À chegada ao café, estava o habitual rapaz que ajuda a estacionar os carros em troca da generosidade dos condutores. Já não ia àquele lugar há uns meses. O rapaz, que nunca tivera bons ares, estava um andrajo (a maldita droga que, enquanto for droga e por isso vetada pelos bons costumes, continuará a levar para a sepultura gente de mais, nova de mais). Emaciado, flagrantemente emagrecido, as mãos corrompidas pela sujidade tatuada na pele, arrastando-se à espera de generosidade. O seu pecúlio não devia ser demorado.
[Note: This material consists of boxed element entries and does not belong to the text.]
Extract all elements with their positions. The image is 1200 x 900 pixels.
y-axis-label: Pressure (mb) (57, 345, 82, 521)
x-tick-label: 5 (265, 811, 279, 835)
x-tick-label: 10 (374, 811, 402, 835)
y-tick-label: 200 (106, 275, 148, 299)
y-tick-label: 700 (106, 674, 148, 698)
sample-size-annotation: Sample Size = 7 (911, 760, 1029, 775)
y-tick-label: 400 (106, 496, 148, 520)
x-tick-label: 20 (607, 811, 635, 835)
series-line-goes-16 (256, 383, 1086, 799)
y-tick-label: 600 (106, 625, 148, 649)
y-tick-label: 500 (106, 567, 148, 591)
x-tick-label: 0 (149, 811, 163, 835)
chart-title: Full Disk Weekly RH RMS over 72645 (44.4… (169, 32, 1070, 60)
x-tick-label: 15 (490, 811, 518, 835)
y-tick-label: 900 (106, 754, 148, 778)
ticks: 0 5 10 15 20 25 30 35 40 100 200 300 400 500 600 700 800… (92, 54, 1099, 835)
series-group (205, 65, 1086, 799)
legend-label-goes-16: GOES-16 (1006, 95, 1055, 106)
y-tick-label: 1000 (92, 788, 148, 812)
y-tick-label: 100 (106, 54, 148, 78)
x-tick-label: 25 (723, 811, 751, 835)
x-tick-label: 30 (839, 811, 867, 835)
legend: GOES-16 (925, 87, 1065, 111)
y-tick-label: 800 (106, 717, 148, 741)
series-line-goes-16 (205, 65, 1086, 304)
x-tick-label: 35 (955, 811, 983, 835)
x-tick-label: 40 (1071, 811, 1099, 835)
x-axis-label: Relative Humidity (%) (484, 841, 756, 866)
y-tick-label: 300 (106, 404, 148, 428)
As leis que encenam proibições em barda deviam ser julgadas por crimes contra a humanidade. Elas e os seus feitores.

4.

Na esquina, um cartaz publicitário anuncia o concerto de um músico geronte. A sua fotografia está em grande plano. O músico continua a exibir a cabeleira que sempre foi cartão de visita, disfarçando; a pele enrugada não engana (apesar dos nítidos retoques de fotógrafo amador). É como se a fotografia tivesse um pano de fundo embaciado e os lugares mais perto do palco habitassem um logro. Todos precisam de réditos que cuidem do seu sustento. Até os que já cheiram o acidulado projeto da reforma. Maldito capitalismo.

5.

Na grande cidade, os mendigos combinaram e fazem-se acompanhar de um animal de companhia na mendicidade (um cão, um gato, um coelho). Usam as armas que podem. Jogam com a sensibilidade das pessoas que seriam insensíveis à esmola se os mendigos não estivessem acompanhados de animais de companhia. Dão esmola mais depressa pelo cão, ou o gato, ou o coelho que faz parelha com o pedinte. Não se diga, a despropósito, que é o espelho da desumanização. 

6.

Há dias leu num jornal que quase 20% das pessoas vivem sozinhas. Ele tem medo da solidão. Muito embora goste de estar duradouras horas sozinho. Mas isso não é o refrão da solidão que condena os solitários. É uma dor que tem pelos outros que estão reféns da solidão. Se pudesse ser legislador por um dia, assinava um decreto que proibisse a solidão. Aos 20% que estão sozinhos haveria de se arranjar uma companhia, para deleite do Estado paternalista que ainda não se lembrou de tal. Num ápice, desmentiu o liberalismo que encarna. Um observador diligente descasa-se da teoria quando esta castra a sua sensibilidade.